Немного ночи (сборник) - страница 37



– Мама… – попросил я.

– Валюш, – спросила мама тихо, – Ты любишь ее?

– Не знаю… – сказал я, и меня согнуло пополам, и я лишь успел закрыть лицо руками, и слезы потекли сквозь пальцы.

– Прости меня, сынок, прости, пожалуйста, – заговорила мама быстро дрожащим голосом.

А я побежал в ванную и закрыл за собой дверь, сел на пол и не мог перестать плакать.

Я отвел Наташку в больницу, на аборт. Дождался, пока она выйдет из кабинета. Проводил ее до остановки.
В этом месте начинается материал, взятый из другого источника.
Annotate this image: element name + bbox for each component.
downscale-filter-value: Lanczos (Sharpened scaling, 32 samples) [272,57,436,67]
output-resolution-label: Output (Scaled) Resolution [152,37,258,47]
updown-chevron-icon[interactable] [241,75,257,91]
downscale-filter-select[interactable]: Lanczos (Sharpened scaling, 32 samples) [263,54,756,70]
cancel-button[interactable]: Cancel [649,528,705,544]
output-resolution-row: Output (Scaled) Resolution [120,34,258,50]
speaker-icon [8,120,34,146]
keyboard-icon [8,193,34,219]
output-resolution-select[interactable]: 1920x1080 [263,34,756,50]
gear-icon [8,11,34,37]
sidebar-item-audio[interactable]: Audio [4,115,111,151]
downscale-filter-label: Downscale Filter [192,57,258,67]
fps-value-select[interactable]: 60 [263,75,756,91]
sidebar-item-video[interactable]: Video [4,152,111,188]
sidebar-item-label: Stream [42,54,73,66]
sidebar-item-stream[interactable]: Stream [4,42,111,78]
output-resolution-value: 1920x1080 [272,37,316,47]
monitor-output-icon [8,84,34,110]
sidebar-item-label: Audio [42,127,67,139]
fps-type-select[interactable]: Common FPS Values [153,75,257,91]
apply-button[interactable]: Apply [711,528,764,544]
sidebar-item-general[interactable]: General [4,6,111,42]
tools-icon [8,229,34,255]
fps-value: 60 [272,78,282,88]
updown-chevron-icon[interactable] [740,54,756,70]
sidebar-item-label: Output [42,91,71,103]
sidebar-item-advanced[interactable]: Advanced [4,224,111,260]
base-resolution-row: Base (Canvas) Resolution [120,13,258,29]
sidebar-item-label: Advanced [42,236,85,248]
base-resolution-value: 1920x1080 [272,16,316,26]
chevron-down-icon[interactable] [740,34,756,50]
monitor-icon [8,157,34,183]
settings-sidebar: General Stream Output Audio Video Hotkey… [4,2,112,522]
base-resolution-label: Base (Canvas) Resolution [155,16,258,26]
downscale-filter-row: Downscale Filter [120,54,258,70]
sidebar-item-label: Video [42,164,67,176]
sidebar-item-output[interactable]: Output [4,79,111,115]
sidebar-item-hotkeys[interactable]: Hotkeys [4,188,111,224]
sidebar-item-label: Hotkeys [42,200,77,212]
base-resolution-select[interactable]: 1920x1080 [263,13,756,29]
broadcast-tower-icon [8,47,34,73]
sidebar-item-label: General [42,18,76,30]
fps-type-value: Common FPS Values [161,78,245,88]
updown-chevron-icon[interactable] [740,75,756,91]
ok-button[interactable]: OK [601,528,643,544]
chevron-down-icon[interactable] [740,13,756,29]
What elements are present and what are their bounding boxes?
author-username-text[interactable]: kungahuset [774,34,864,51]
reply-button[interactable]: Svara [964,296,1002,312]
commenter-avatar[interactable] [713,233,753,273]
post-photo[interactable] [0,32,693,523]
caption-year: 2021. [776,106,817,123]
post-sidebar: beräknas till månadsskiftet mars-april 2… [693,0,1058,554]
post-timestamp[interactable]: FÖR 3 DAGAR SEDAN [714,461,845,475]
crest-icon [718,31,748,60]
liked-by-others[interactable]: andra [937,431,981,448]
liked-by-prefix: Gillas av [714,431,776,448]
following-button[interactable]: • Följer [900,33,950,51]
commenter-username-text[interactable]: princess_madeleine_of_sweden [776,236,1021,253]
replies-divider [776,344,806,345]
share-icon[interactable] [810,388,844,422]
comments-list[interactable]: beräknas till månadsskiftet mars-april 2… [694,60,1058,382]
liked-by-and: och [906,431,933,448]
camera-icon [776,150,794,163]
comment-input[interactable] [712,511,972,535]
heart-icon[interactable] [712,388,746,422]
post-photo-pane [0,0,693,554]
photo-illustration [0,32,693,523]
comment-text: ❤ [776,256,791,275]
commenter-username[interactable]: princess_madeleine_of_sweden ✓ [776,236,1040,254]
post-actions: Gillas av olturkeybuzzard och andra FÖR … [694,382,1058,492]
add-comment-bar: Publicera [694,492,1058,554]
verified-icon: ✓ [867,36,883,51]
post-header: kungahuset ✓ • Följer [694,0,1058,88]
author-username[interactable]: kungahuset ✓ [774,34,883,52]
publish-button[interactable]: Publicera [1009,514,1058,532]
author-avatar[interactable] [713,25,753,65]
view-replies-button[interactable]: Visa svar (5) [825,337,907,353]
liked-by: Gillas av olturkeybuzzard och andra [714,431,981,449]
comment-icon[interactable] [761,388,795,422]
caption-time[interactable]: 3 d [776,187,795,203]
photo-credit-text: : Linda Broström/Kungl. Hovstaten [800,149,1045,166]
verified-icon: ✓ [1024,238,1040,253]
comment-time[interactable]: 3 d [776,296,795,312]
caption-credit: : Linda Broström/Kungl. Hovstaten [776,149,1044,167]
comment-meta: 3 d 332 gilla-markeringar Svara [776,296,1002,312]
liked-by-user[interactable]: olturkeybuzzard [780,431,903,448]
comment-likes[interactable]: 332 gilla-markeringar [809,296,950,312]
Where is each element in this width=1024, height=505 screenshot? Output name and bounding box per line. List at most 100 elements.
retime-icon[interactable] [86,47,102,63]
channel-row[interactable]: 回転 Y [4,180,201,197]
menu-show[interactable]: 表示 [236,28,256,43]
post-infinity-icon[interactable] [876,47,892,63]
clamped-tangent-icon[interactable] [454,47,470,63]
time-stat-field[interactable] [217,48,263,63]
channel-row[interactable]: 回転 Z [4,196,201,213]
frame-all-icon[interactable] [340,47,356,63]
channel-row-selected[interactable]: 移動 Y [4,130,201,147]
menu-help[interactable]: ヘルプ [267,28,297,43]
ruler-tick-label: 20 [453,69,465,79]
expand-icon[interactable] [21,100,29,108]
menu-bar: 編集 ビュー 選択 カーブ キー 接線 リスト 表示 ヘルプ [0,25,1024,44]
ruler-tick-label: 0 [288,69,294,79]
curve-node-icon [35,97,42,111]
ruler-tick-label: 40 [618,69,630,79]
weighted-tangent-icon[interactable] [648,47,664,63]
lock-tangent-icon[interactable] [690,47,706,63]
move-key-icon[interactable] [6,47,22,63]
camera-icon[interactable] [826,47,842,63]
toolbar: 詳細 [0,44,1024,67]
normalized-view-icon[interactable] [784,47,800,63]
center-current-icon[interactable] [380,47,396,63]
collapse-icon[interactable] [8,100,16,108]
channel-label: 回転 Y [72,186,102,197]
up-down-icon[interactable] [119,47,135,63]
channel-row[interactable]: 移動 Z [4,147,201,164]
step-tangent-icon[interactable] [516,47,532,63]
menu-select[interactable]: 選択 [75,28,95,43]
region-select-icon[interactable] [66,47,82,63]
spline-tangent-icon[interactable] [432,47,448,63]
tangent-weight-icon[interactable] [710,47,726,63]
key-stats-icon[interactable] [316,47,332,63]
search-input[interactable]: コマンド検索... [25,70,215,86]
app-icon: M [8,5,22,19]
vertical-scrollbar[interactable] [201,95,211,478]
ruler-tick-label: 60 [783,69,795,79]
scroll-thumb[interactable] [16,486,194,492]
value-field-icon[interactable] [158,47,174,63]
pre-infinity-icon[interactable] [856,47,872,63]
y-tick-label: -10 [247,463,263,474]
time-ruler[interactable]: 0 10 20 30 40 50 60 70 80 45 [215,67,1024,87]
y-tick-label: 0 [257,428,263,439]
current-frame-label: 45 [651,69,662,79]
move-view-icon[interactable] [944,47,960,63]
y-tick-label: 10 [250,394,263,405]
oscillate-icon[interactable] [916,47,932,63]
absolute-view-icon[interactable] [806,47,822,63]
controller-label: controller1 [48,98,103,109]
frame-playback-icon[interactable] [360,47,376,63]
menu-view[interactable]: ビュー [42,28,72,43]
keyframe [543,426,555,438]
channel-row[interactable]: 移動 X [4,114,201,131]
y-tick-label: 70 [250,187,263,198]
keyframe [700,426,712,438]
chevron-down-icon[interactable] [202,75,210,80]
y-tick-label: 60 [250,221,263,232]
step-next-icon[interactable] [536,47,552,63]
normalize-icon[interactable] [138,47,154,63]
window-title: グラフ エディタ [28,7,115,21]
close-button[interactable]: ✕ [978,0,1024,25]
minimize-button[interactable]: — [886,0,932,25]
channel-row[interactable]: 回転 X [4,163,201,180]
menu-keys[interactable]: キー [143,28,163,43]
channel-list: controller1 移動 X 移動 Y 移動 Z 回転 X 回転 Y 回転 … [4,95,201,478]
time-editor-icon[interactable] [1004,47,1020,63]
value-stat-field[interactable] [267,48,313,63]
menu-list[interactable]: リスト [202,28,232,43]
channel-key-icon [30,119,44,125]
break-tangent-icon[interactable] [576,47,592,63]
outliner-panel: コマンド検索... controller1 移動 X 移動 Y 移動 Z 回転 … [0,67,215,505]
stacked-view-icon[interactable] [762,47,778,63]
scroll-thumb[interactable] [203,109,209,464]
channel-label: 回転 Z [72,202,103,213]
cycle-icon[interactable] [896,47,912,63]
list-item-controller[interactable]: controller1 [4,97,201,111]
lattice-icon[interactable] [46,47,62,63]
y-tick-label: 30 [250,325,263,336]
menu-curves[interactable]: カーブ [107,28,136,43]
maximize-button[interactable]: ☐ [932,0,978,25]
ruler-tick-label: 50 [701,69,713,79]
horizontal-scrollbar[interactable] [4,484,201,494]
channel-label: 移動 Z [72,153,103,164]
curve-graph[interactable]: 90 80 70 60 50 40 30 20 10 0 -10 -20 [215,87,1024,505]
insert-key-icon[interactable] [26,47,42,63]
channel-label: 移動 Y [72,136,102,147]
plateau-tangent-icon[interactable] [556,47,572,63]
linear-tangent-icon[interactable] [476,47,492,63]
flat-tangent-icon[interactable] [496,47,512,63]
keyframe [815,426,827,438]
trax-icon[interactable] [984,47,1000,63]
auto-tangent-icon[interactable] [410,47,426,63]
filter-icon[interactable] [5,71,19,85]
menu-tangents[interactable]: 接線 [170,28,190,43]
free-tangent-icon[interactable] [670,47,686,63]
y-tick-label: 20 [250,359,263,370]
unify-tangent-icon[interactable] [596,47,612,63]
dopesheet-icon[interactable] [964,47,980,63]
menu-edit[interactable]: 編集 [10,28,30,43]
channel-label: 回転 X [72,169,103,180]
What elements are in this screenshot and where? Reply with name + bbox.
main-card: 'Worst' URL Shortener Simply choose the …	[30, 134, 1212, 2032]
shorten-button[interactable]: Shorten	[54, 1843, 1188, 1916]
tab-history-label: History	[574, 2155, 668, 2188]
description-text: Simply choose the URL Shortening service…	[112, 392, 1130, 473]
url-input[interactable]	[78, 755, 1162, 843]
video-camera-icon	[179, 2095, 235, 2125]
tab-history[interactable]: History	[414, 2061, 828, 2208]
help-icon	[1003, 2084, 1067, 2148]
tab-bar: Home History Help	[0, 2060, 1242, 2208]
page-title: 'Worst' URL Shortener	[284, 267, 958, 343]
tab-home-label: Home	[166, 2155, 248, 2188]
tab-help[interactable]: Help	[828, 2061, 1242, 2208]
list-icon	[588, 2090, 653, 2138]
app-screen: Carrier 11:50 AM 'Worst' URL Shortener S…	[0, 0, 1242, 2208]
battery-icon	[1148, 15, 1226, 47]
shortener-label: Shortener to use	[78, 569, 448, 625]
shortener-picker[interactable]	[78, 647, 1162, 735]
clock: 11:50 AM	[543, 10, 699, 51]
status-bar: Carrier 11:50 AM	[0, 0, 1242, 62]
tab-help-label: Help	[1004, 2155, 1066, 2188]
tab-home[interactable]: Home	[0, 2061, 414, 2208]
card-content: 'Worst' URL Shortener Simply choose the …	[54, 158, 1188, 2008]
Там она сказала, что не хочет меня видеть.

– Ты позвонишь? – спросил я.

– Да, – сказала она.

Она не позвонила. И только недели через две приехала за вещами.


И где-то в этот период я написал еще одно стихотворение. Наташка часто жаловалась, что я говорил о своей любви к ней, и при этом не написал для нее ни одного стихотворения. Я назвал стихотворение «Любовь» и посвятил его Наташке.

Одиночество светится в трещинах каменной маски
над аркою входа в храм тишины.
По кругу, по кругу моей ритуальной пляски
движутся тени, что плоти моей лишены
были так долго.
Ну, вот мы и встретились. Вот —
нить, что связала нас, пропитана кровью губ.
И жертвенный скальпель готов,
чтобы вырезать смеющийся рот
на лице новой статуи, дергающейся от боли —
не привыкла еще.
Свет намеренно резок и груб.

Я думал, что, написав стихотворение, я отдам ей нечто, и мы будем в расчете, как с Олесей. Но получилось что-то совсем обратное. Я лишь нащупал ту скользко-кровавую нитку, которой были связаны наши сердечные мышцы. А страшный ритуал, описанный мной, стал инициацией любви. И скальпель обжигающей черным холодом боли срезал какой-то слепой нарост с моей души, и под ним открылись мои глаза, и раздвинул равнодушно-острым лезвием мои губы, чтобы я мог кричать.

У меня ничего не получилось. Когда я написал это стихотворение, я понял, что я по-прежнему люблю Наташку.

В октябре я переехал в мамин домик – на раздолбанном, местами залепленном коричневым скотчем, синем Фольксвагене моего знакомого, из сборной команды нашего клуба. Сложнее всего было впихнуть в салон машины старый поцарапанный холодильник «Саратов», у него отваливался мотор, и его приходилось крепить бельевой веревкой.

Маме предстояло уехать уже через четыре дня, и она старалась готовить для меня вкусную еду. Она каждый день что-нибудь пекла. Старалась класть побольше мяса в пирог или суп. Ей всегда очень нравилось смотреть, как я ем. Ел я немного, но все-таки ел. Ей, конечно, хотелось видеть меня плотным и розовощеким, а я был бледным, и старая одежда на мне болталась.

Перед тем, как уехать, она купила для меня много еды и какое-то белье – трусы, носки… Она мне говорила, показывая новые семейки-парашюты:

– Вот эти так таскай. А вот эти, – она брала коробочку с дорогими красивыми плавками, – Если куда пойдешь…

Я прыскал от смеха и спрашивал ехидно:

– Куда я могу пойти зимой в плавках?

Мама невозмутимо отвечала:

– Ну, мало ли… – и добавляла шепотом, – Может, девочку приведешь…

Мне хотелось заметить, что, коли уж девочка придет, то я ей буду интересен без трусов, а без каких именно – неважно. Но я не хотел лишний раз расстраивать маму и позволял ей заботиться даже об этой стороне моей жизни. Ведь так скоро ей предстояло уехать.

Я не провожал ее в аэропорт. Донес чемоданы до такси. Пропитанная осенними дождями грязь замерзла, деревья стучали под ветром голыми черными ветками. Мы поцеловались, и она уехала.